Scheduled sampling is widely used to mitigate the exposure bias problem for neural machine translation. Its core motivation is to simulate the inference scene during training by replacing ground-truth tokens with predicted tokens, thus bridging the gap between training and inference. However, vanilla scheduled sampling is merely based on training steps and equally treats all decoding steps. Namely, it simulates an inference scene with uniform error rates, which disobeys the real inference scene, where larger decoding steps usually have higher error rates due to error accumulations. To alleviate the above discrepancy, we propose scheduled sampling methods based on decoding steps, increasing the selection chance of predicted tokens with the growth of decoding steps. Consequently, we can more realistically simulate the inference scene during training, thus better bridging the gap between training and inference. Moreover, we investigate scheduled sampling based on both training steps and decoding steps for further improvements. Experimentally, our approaches significantly outperform the Transformer baseline and vanilla scheduled sampling on three large-scale WMT tasks. Additionally, our approaches also generalize well to the text summarization task on two popular benchmarks.
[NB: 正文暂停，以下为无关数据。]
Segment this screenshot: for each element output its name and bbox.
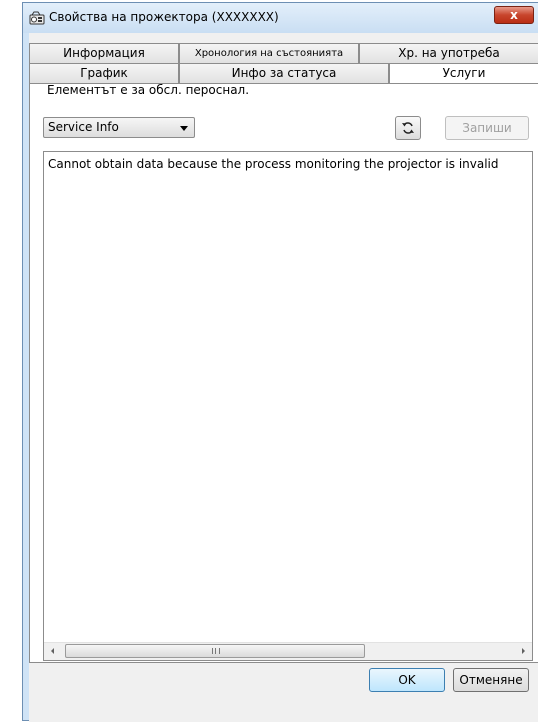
tab-services[interactable]: Услуги: [389, 63, 538, 84]
scroll-left-icon[interactable]: [44, 643, 61, 660]
tab-schedule[interactable]: График: [29, 63, 179, 83]
tab-information[interactable]: Информация: [29, 43, 179, 63]
properties-dialog: Свойства на прожектора (XXXXXXX) x Инфор…: [22, 2, 538, 722]
window-title: Свойства на прожектора (XXXXXXX): [49, 10, 279, 24]
horizontal-scrollbar[interactable]: [44, 642, 532, 660]
tab-status-history[interactable]: Хронология на състоянията: [179, 43, 359, 63]
cancel-button[interactable]: Отменяне: [453, 668, 529, 692]
tab-row-top: Информация Хронология на състоянията Хр.…: [29, 43, 538, 63]
grip-icon: [212, 648, 220, 654]
error-message: Cannot obtain data because the process m…: [48, 157, 499, 171]
scroll-right-icon[interactable]: [515, 643, 532, 660]
refresh-button[interactable]: [395, 116, 421, 140]
dropdown-value: Service Info: [48, 120, 119, 134]
projector-icon: [29, 11, 45, 25]
service-info-dropdown[interactable]: Service Info: [43, 117, 195, 138]
close-button[interactable]: x: [494, 6, 534, 24]
chevron-down-icon: [180, 126, 188, 131]
tab-row-bottom: График Инфо за статуса Услуги: [29, 63, 538, 84]
scroll-thumb[interactable]: [65, 644, 365, 658]
service-staff-label: Елементът е за обсл. пероснал.: [47, 83, 250, 97]
tab-usage-history[interactable]: Хр. на употреба: [359, 43, 538, 63]
close-icon: x: [510, 8, 518, 22]
write-button[interactable]: Запиши: [445, 116, 529, 140]
title-bar[interactable]: Свойства на прожектора (XXXXXXX) x: [23, 3, 538, 33]
tab-status-info[interactable]: Инфо за статуса: [179, 63, 389, 83]
refresh-icon: [402, 122, 414, 134]
ok-button[interactable]: OK: [369, 668, 445, 692]
service-info-textbox[interactable]: Cannot obtain data because the process m…: [43, 151, 533, 661]
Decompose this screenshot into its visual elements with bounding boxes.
翻译：排程抽样广泛用于减轻神经机翻译的暴露偏差问题。其核心动机是模拟培训期间的推断场景,用预测的符号取代地面真实符号,从而缩小培训与推断之间的差距;然而,香草定序取样仅仅基于培训步骤,同等处理所有解码步骤。也就是说,它模拟了统一的误差率的推断场景,这与真实的推断场景不相符,在真实的推断场景中,较大的解码步骤通常因误差累积而导致的误差率较高。为了缩小上述差异,我们提议了基于解码步骤的定序取样方法,增加了预测符号的选择机会,并增加了解码步骤的增长。因此,我们可以更现实地模拟培训期间的推断场景,从而更好地弥合培训和推断之间的差距。此外,我们根据培训步骤和为进一步改进的解码步骤对预定的取样进行了调查。实验性地,我们的方法大大超出了三个大规模WMT任务的变换基线和香草定序定序抽样。此外,我们的方法还全面概括了两个大众基准的文本总和任务。